I open up a newspaper and it is filled with articles about Trump, Brexit and the rise of Extreme-Right in Europe. I open up my FB page, and my activist friends post pictures and videos showing demonstrations, protests and riots. The rainforest is on fire and the world seems to be too.
Why would I start a positive impact Tour Company in a time like this? A time where it is abundantly clear the amount of hours we fly is directly linked to the problems we encounter with climate change? While there is a traveling elite crossing borders freely while others with a much more pressing need are stuck behind fences in horrific circumstances?
I started being a tour guide 6 years ago, after coming back from a 9 months travel myself. It was a journey where I learned more about myself, other cultures, and the world than I ever could have learned from a book. I came back to Amsterdam in June, the weather was beautiful, the terraces were full of smiling people, the canals were crammed with boats cruising around and I thought to myself: “I will get myself a summer job, and get a ‘real job’ later.” So I became a guide and I loved it. I met people from all over the world, not just people from Australia, the US and Canada, but also Brazil, the Philippines, Kazachstan, Dubai and Colombia.
Way too fast the summer was over, and I found an internship at a NGO that gave legal advice to refugees. A demanding job that didn’t give the satisfaction I was looking for. Everyday there were people crying in my office, everyday I had to explain to them again the asylum policies of the Netherlands. I started to feel more and more like I was part of the problem, not of the solution. So I quit and I got back to guiding. My mother didn’t understand it and I barely understood it myself, I had worked so hard for 6 years to get a law degree, to get a masters in public international law, to specialise in human rights and now I would throw it all away, to become a tour-guide?
But on every tour I talked about Amsterdam and we started to discuss all kinds of things, things that really matter, like refugee policies, gentrification or the colonial system. I met people working for NGO’s, a Kurdish writer from the Guardian, a buddhist from Thailand, a gay rights-activist from Peru.
I was working when Trump got elected and I talked with people from the US, I was working during the Brexit vote and I talked with people from the UK. I was working while the terrorist attacks happened in Paris and Brussels, I had people from Hongkong on my tour during the protests, and people from Taiwan a week later who explained their fears for the Chinese government. On every tour I could feel this sparkle of hope, standing there all together with a group of people from all over the world, standing in Amsterdam, a city that’s a symbol of freedom and tolerance, this moment we looked each other in the eye and we knew in the end, we are all in it together.

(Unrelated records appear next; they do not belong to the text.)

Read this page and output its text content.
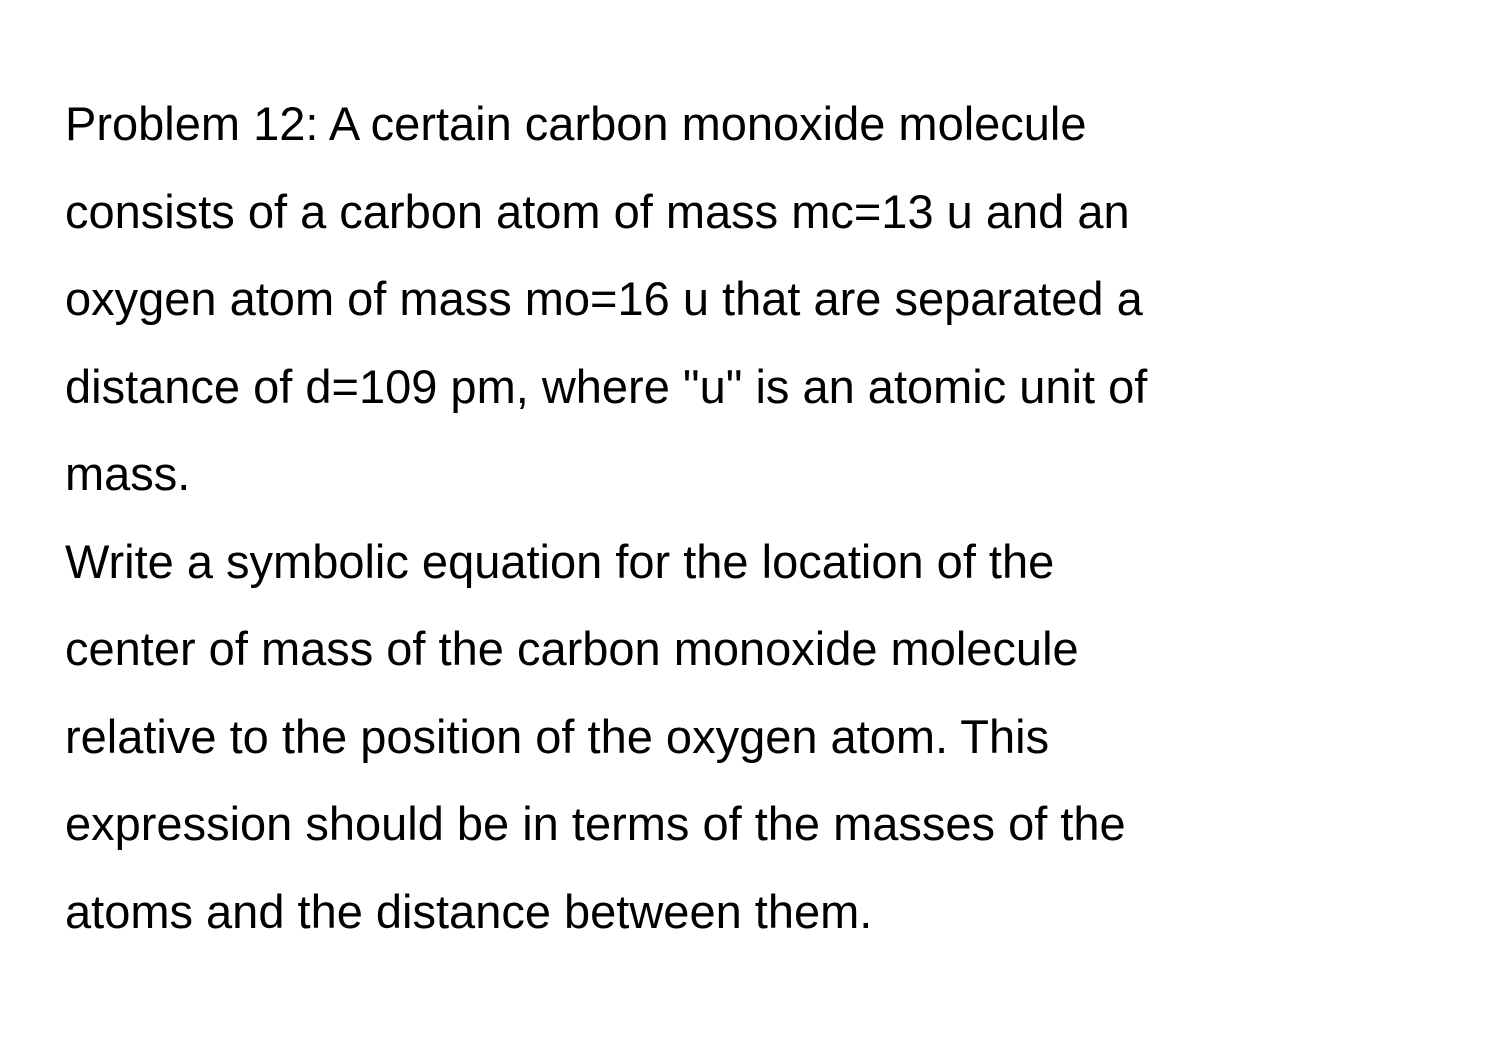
Problem 12: A certain carbon monoxide molecule
consists of a carbon atom of mass mc=13 u and an
oxygen atom of mass mo=16 u that are separated a
distance of d=109 pm, where "u" is an atomic unit of
mass.
Write a symbolic equation for the location of the
center of mass of the carbon monoxide molecule
relative to the position of the oxygen atom. This
expression should be in terms of the masses of the
atoms and the distance between them.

So last summer, me and Katjalisa started thinking, what if we build a tour company that is based on these premisses, a company that offers tours that creates understanding and connection and plants seeds of hope for the future, a real fair-trade tour company? So we took a leap together, and we founded Tours that Matter: a company that provokes people to take different perspectives and open their minds, a company that supports local artists, initiatives and activists; a company that doesn’t only make Amsterdam, but the world a better place!